Many are familiar with the lively Twelve Days Of Christmas as penned by Frederic Austen in 1909.
But the Twelve Days Of Christmas or Yuletide, explains retired Okanagan College professor and inveterate storyteller Les Ellenor, was instituted by the Medieval Roman Catholic Church in 560 AD at the Church Council of Tours in France.
With the entire Roman Empire already celebrating Saturnalia on Dec. 25, Pope Julian I decided it would be the right day to celebrate Christmas as well.
“Christians were appalled because it was a drunken riot,” said Ellenor, who notes the Roman Catholic Church calendar dedicated every day to a saint, with the Twelve Days of Christmas beginning on Dec. 26 and ending on Jan. 6.
“Yuletide was a really happy time when you were allowed to break the rules and you could be foolish.”
Ellenor pointed out how December was a time of fear for the pagan population who had no idea if the sun would return.
There are no gold rings, lords a leaping, or ladies dancing in the original celebration, but each day of Christmastide had a profound effect on the lives of all people in Christendom, who had a holiday from work.
On Day 1, Dec. 26, the Feast of St.
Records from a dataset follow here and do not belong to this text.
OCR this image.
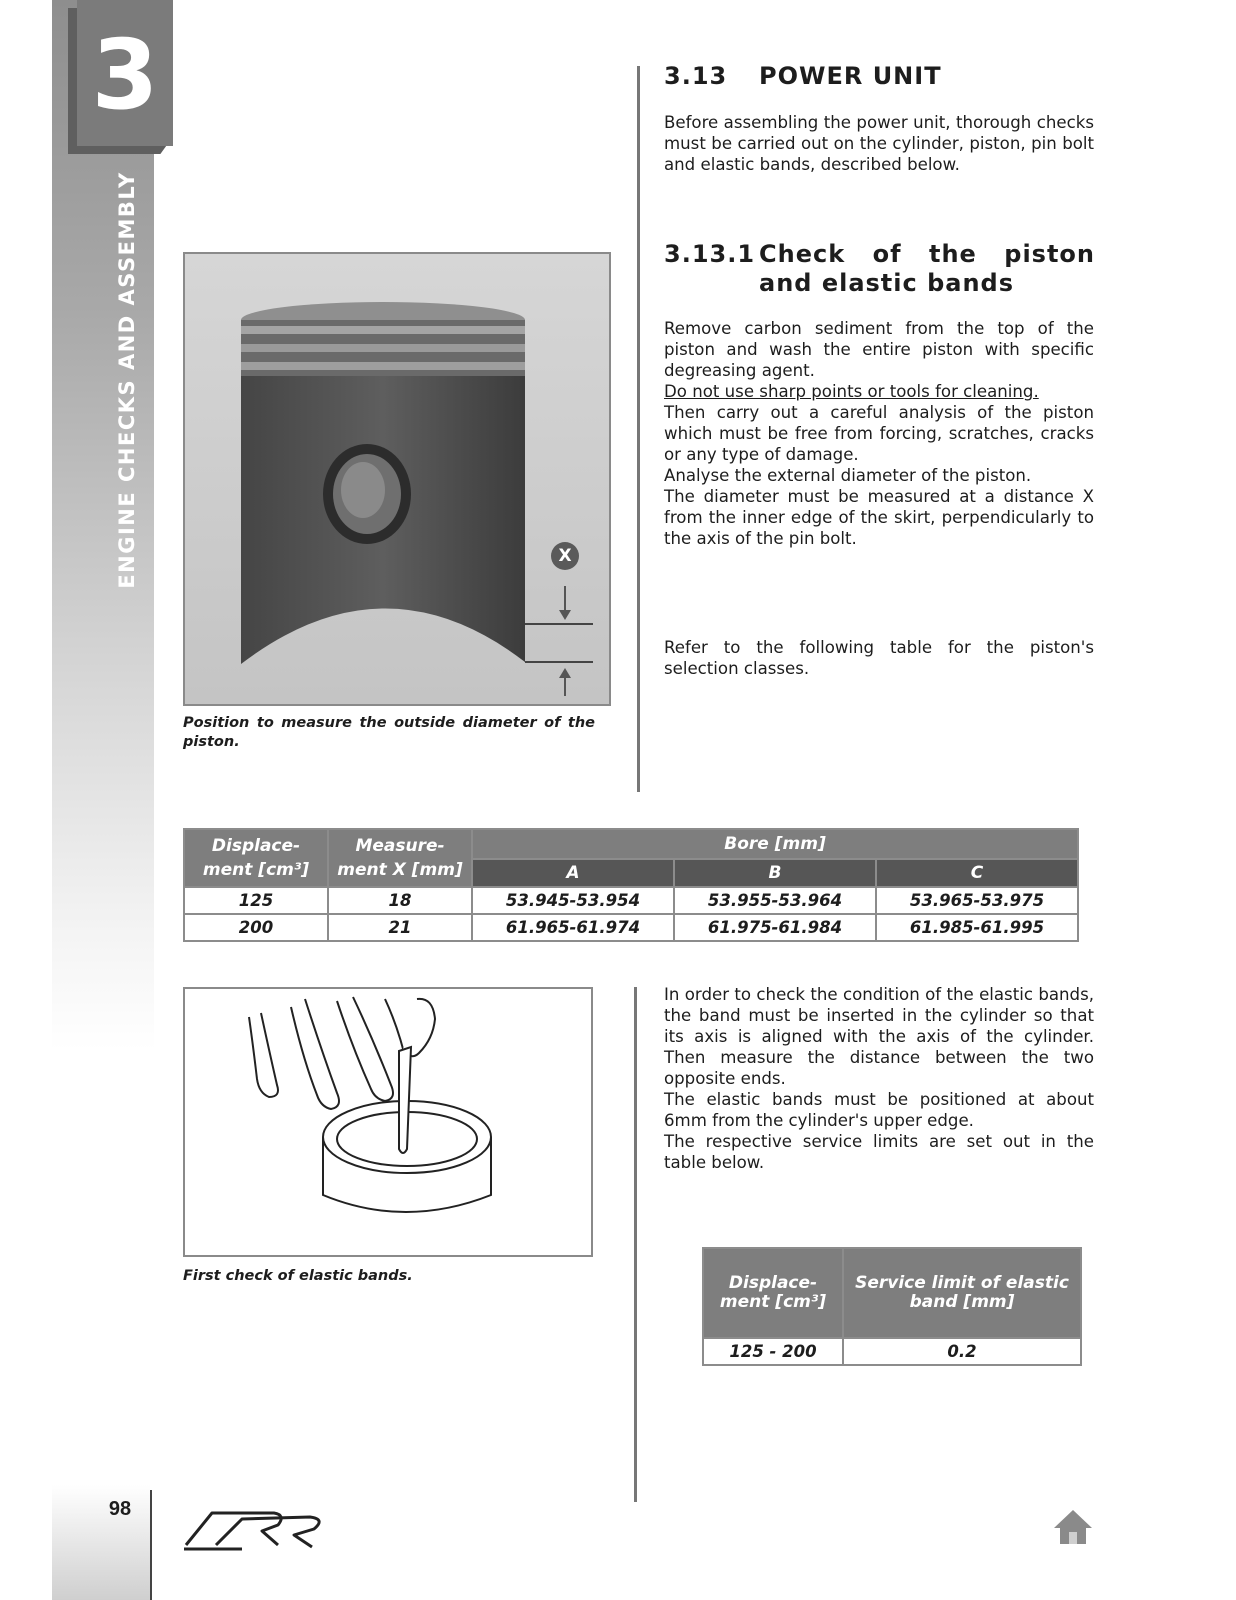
3
ENGINE CHECKS AND ASSEMBLY
3.13 POWER UNIT
Before assembling the power unit, thorough checks must be carried out on the cylinder, piston, pin bolt and elastic bands, described below.
3.13.1 Check of the piston and elastic bands

Remove carbon sediment from the top of the piston and wash the entire piston with specific degreasing agent.

Do not use sharp points or tools for cleaning.

Then carry out a careful analysis of the piston which must be free from forcing, scratches, cracks or any type of damage.

Analyse the external diameter of the piston.

The diameter must be measured at a distance X from the inner edge of the skirt, perpendicularly to the axis of the pin bolt.

Refer to the following table for the piston's selection classes.
X
Position to measure the outside diameter of the piston.
Displace-ment [cm³]	Measure-ment X [mm]	Bore [mm]		
		A	B	C
125	18	53.945-53.954	53.955-53.964	53.965-53.975
200	21	61.965-61.974	61.975-61.984	61.985-61.995
First check of elastic bands.

In order to check the condition of the elastic bands, the band must be inserted in the cylinder so that its axis is aligned with the axis of the cylinder. Then measure the distance between the two opposite ends.

The elastic bands must be positioned at about 6mm from the cylinder's upper edge.

The respective service limits are set out in the table below.

Displace-ment [cm³]	Service limit of elastic band [mm]
125 - 200	0.2
98
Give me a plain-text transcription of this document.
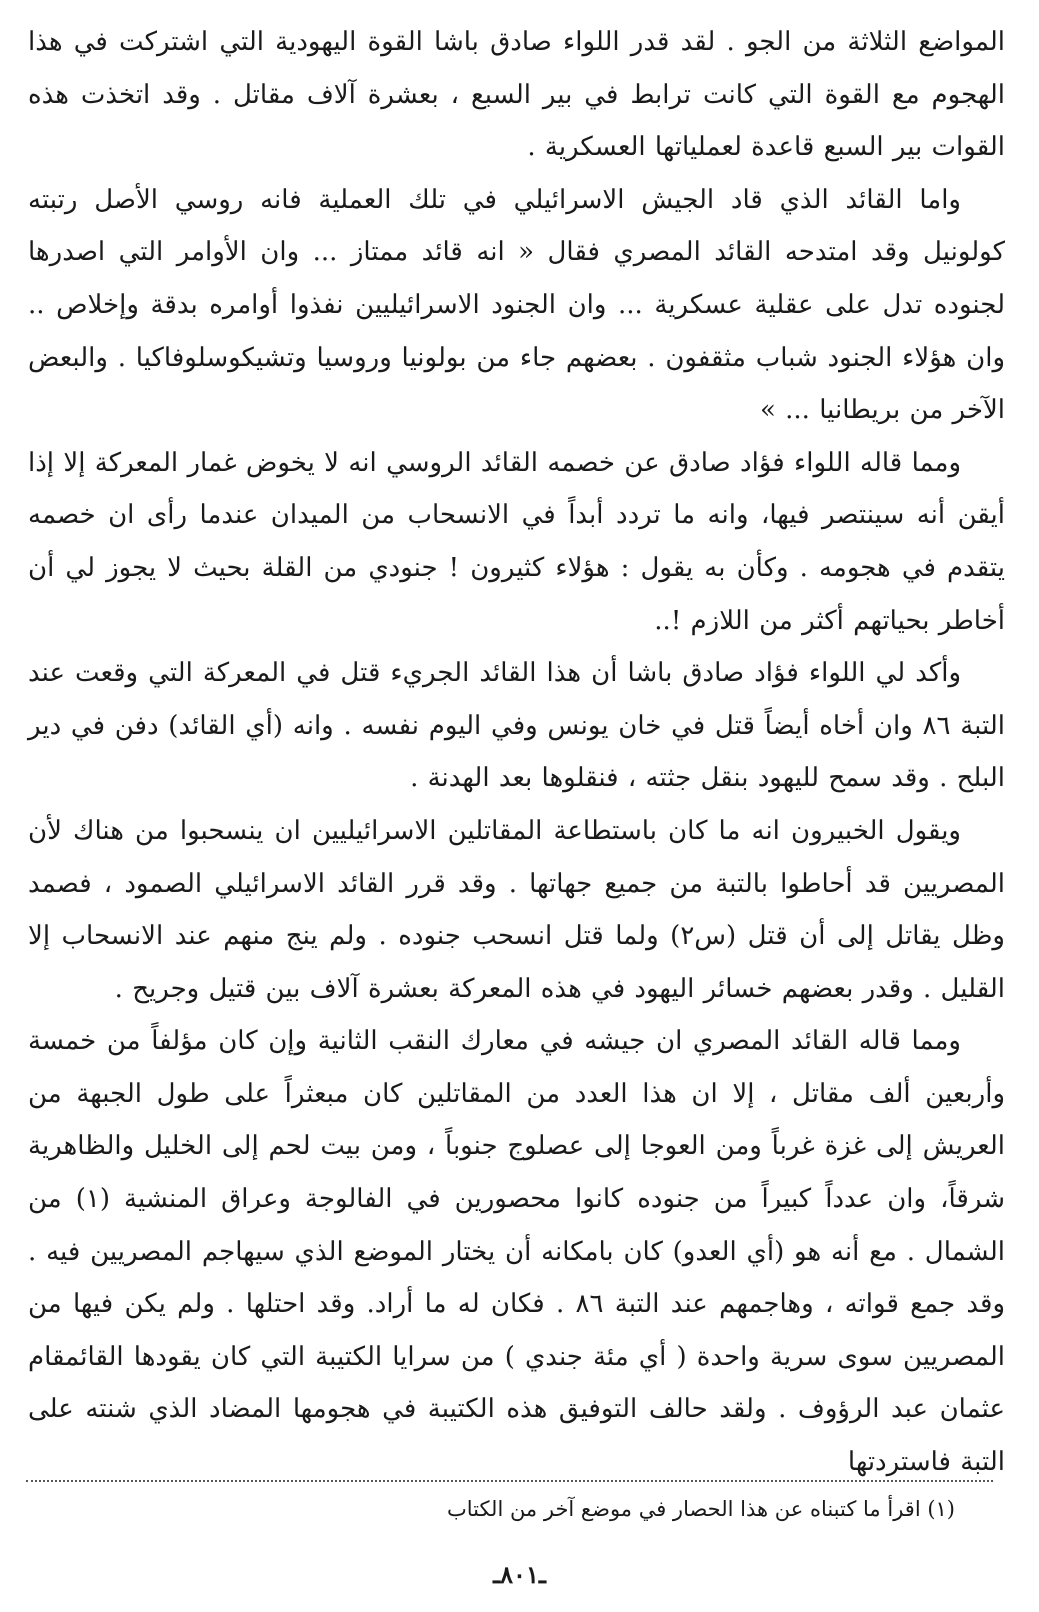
المواضع الثلاثة من الجو . لقد قدر اللواء صادق باشا القوة اليهودية التي اشتركت في هذا الهجوم مع القوة التي كانت ترابط في بير السبع ، بعشرة آلاف مقاتل . وقد اتخذت هذه القوات بير السبع قاعدة لعملياتها العسكرية .

واما القائد الذي قاد الجيش الاسرائيلي في تلك العملية فانه روسي الأصل رتبته كولونيل وقد امتدحه القائد المصري فقال « انه قائد ممتاز ... وان الأوامر التي اصدرها لجنوده تدل على عقلية عسكرية ... وان الجنود الاسرائيليين نفذوا أوامره بدقة وإخلاص .. وان هؤلاء الجنود شباب مثقفون . بعضهم جاء من بولونيا وروسيا وتشيكوسلوفاكيا . والبعض الآخر من بريطانيا ... »

ومما قاله اللواء فؤاد صادق عن خصمه القائد الروسي انه لا يخوض غمار المعركة إلا إذا أيقن أنه سينتصر فيها، وانه ما تردد أبداً في الانسحاب من الميدان عندما رأى ان خصمه يتقدم في هجومه . وكأن به يقول : هؤلاء كثيرون ! جنودي من القلة بحيث لا يجوز لي أن أخاطر بحياتهم أكثر من اللازم !..

وأكد لي اللواء فؤاد صادق باشا أن هذا القائد الجريء قتل في المعركة التي وقعت عند التبة ٨٦ وان أخاه أيضاً قتل في خان يونس وفي اليوم نفسه . وانه (أي القائد) دفن في دير البلح . وقد سمح لليهود بنقل جثته ، فنقلوها بعد الهدنة .

ويقول الخبيرون انه ما كان باستطاعة المقاتلين الاسرائيليين ان ينسحبوا من هناك لأن المصريين قد أحاطوا بالتبة من جميع جهاتها . وقد قرر القائد الاسرائيلي الصمود ، فصمد وظل يقاتل إلى أن قتل (س٢) ولما قتل انسحب جنوده . ولم ينج منهم عند الانسحاب إلا القليل . وقدر بعضهم خسائر اليهود في هذه المعركة بعشرة آلاف بين قتيل وجريح .

ومما قاله القائد المصري ان جيشه في معارك النقب الثانية وإن كان مؤلفاً من خمسة وأربعين ألف مقاتل ، إلا ان هذا العدد من المقاتلين كان مبعثراً على طول الجبهة من العريش إلى غزة غرباً ومن العوجا إلى عصلوج جنوباً ، ومن بيت لحم إلى الخليل والظاهرية شرقاً، وان عدداً كبيراً من جنوده كانوا محصورين في الفالوجة وعراق المنشية (١) من الشمال . مع أنه هو (أي العدو) كان بامكانه أن يختار الموضع الذي سيهاجم المصريين فيه . وقد جمع قواته ، وهاجمهم عند التبة ٨٦ . فكان له ما أراد. وقد احتلها . ولم يكن فيها من المصريين سوى سرية واحدة ( أي مئة جندي ) من سرايا الكتيبة التي كان يقودها القائمقام عثمان عبد الرؤوف . ولقد حالف التوفيق هذه الكتيبة في هجومها المضاد الذي شنته على التبة فاستردتها

(١) اقرأ ما كتبناه عن هذا الحصار في موضع آخر من الكتاب
ـ٨٠١ـ
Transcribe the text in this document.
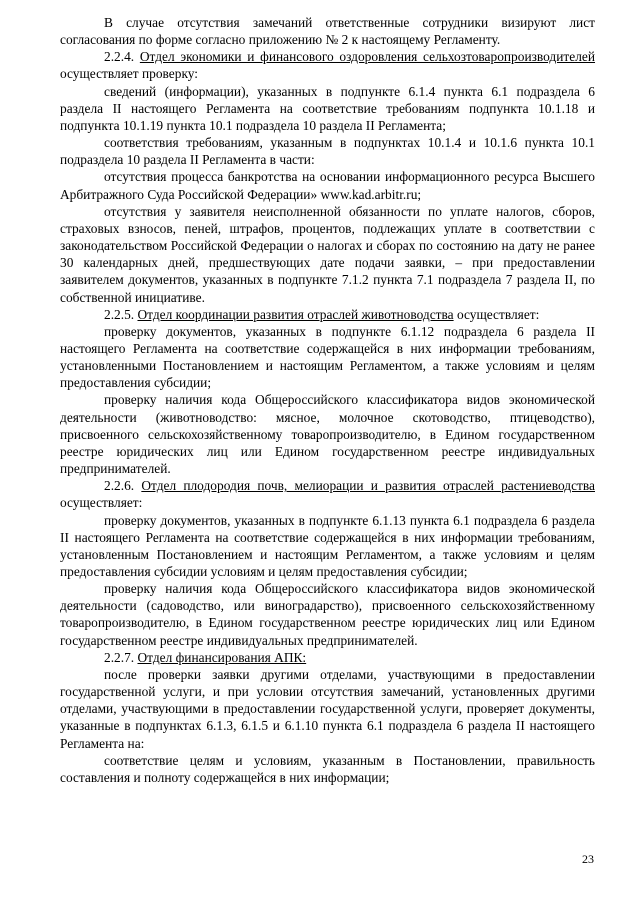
В случае отсутствия замечаний ответственные сотрудники визируют лист согласования по форме согласно приложению № 2 к настоящему Регламенту.

2.2.4. Отдел экономики и финансового оздоровления сельхозтоваропроизводителей осуществляет проверку:

сведений (информации), указанных в подпункте 6.1.4 пункта 6.1 подраздела 6 раздела II настоящего Регламента на соответствие требованиям подпункта 10.1.18 и подпункта 10.1.19 пункта 10.1 подраздела 10 раздела II Регламента;

соответствия требованиям, указанным в подпунктах 10.1.4 и 10.1.6 пункта 10.1 подраздела 10 раздела II Регламента в части:

отсутствия процесса банкротства на основании информационного ресурса Высшего Арбитражного Суда Российской Федерации» www.kad.arbitr.ru;

отсутствия у заявителя неисполненной обязанности по уплате налогов, сборов, страховых взносов, пеней, штрафов, процентов, подлежащих уплате в соответствии с законодательством Российской Федерации о налогах и сборах по состоянию на дату не ранее 30 календарных дней, предшествующих дате подачи заявки, – при предоставлении заявителем документов, указанных в подпункте 7.1.2 пункта 7.1 подраздела 7 раздела II, по собственной инициативе.

2.2.5. Отдел координации развития отраслей животноводства осуществляет:

проверку документов, указанных в подпункте 6.1.12 подраздела 6 раздела II настоящего Регламента на соответствие содержащейся в них информации требованиям, установленными Постановлением и настоящим Регламентом, а также условиям и целям предоставления субсидии;

проверку наличия кода Общероссийского классификатора видов экономической деятельности (животноводство: мясное, молочное скотоводство, птицеводство), присвоенного сельскохозяйственному товаропроизводителю, в Едином государственном реестре юридических лиц или Едином государственном реестре индивидуальных предпринимателей.

2.2.6. Отдел плодородия почв, мелиорации и развития отраслей растениеводства осуществляет:

проверку документов, указанных в подпункте 6.1.13 пункта 6.1 подраздела 6 раздела II настоящего Регламента на соответствие содержащейся в них информации требованиям, установленным Постановлением и настоящим Регламентом, а также условиям и целям предоставления субсидии условиям и целям предоставления субсидии;

проверку наличия кода Общероссийского классификатора видов экономической деятельности (садоводство, или виноградарство), присвоенного сельскохозяйственному товаропроизводителю, в Едином государственном реестре юридических лиц или Едином государственном реестре индивидуальных предпринимателей.

2.2.7. Отдел финансирования АПК:

после проверки заявки другими отделами, участвующими в предоставлении государственной услуги, и при условии отсутствия замечаний, установленных другими отделами, участвующими в предоставлении государственной услуги, проверяет документы, указанные в подпунктах 6.1.3, 6.1.5 и 6.1.10 пункта 6.1 подраздела 6 раздела II настоящего Регламента на:

соответствие целям и условиям, указанным в Постановлении, правильность составления и полноту содержащейся в них информации;

23
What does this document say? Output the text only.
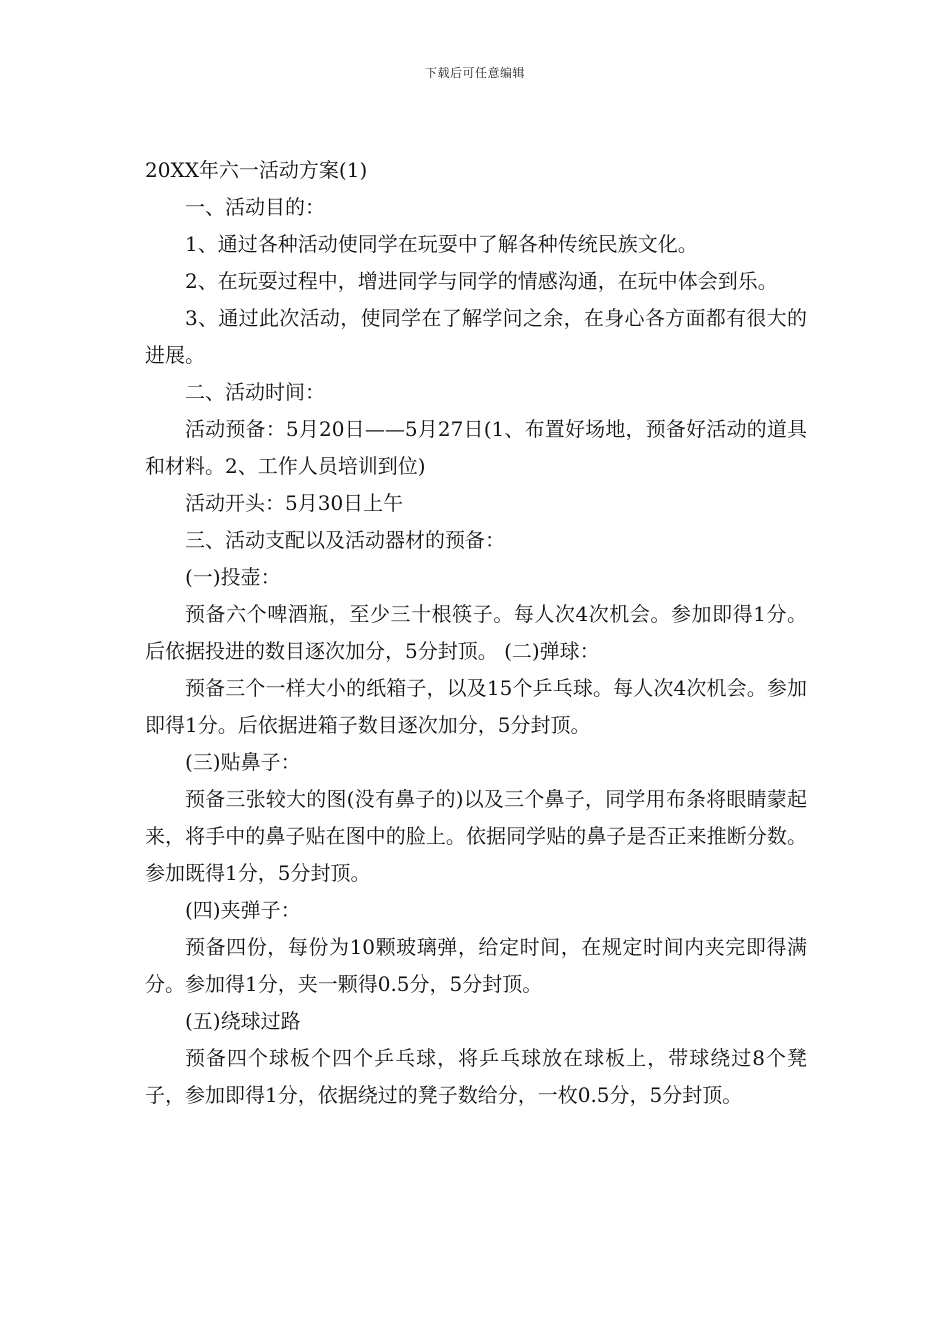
下载后可任意编辑

20XX年六一活动方案(1)

一、活动目的：

1、通过各种活动使同学在玩耍中了解各种传统民族文化。

2、在玩耍过程中，增进同学与同学的情感沟通，在玩中体会到乐。

3、通过此次活动，使同学在了解学问之余，在身心各方面都有很大的进展。

二、活动时间：

活动预备：5月20日——5月27日(1、布置好场地，预备好活动的道具和材料。2、工作人员培训到位)

活动开头：5月30日上午

三、活动支配以及活动器材的预备：

(一)投壶：

预备六个啤酒瓶，至少三十根筷子。每人次4次机会。参加即得1分。后依据投进的数目逐次加分，5分封顶。 (二)弹球：

预备三个一样大小的纸箱子，以及15个乒乓球。每人次4次机会。参加即得1分。后依据进箱子数目逐次加分，5分封顶。

(三)贴鼻子：

预备三张较大的图(没有鼻子的)以及三个鼻子，同学用布条将眼睛蒙起来，将手中的鼻子贴在图中的脸上。依据同学贴的鼻子是否正来推断分数。参加既得1分，5分封顶。

(四)夹弹子：

预备四份，每份为10颗玻璃弹，给定时间，在规定时间内夹完即得满分。参加得1分，夹一颗得0.5分，5分封顶。

(五)绕球过路

预备四个球板个四个乒乓球，将乒乓球放在球板上，带球绕过8个凳子，参加即得1分，依据绕过的凳子数给分，一枚0.5分，5分封顶。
Stephen, servants and workers were given clay boxes or ‘pigs,’ which they broke open to reveal gifts and coins.
Next, Saint John’s Day brought new light and a priest who blessed the best wine, which was kept all year for its healing properties and good luck, says Ellenor.
The day also featured a fairy hunt and a ‘Mother Holle’ who dispensed gifts from a silver sleigh.
Dec. 28 did not have an auspicious beginning as children were gently beaten with evergreen branches to drive out bad spirits in commemoration of wicked King Herod’s decree that all baby boys should be killed.
On Dec. 29’s Feast of Fools, people had their own special customs to honour the returning sun and the Nativity.
Day five, celebrated bringing in the boar.
“The hog was really important to the Celts, who would feast on the wild boar, which was carried into the hall on a large platter, with a golden apple in its mouth, to signify the sun coming back,” Ellenor explained.
It was also the day one unlucky young man was chosen to be the sacred king, a position that came to an abrupt end with his death.
The chosen knew what was to happen but only one refused.
On Day 6, Peace Day, the Druids celebrated ancient ceremonies that included cutting a spray of mistletoe.
Fighting ceased, enemies kissed and there was great rejoicing as the sun began creeping over the horizon.
Hogmany, Jan. 1 was greeted with excitement and hope, and celebrated by sharing wassail, a mixture of hot ale, sugar, fruits and spices.
The apple trees were wakened and people would sing songs about the harvest.
Day eight was known as snow day, a time when a fresh mantle of white covered up old problems and allowed children the thrill of a toboggan ride.
Evergreen Day paid tribute to greenery that survived the winter and represented eternal life, was used to decorate homes and churches, and believed to be a powerful presence that watched over the farm fields.
Day 10, Saint Distaff Day, saw women resume their spinning following solstice celebrations.
It was also a time for fun, as young men would try to steal the women’s flax while the women retaliated by soaking the men with water.
On the Eve of Epiphany, parents hid gifts for their children, three golden dolls symbolizing the Three Wise Men’s search for the Baby Jesus.
Solstice celebrations came to a close on Epiphany, also known as Twelfth Night, says Ellenor, who notes that while decorations were removed Christmastide did not end quietly.
Rich and humble alike, celebrants dressed up as other people and indulged in special sugar cakes and games before returning, refreshed, to the work at hand.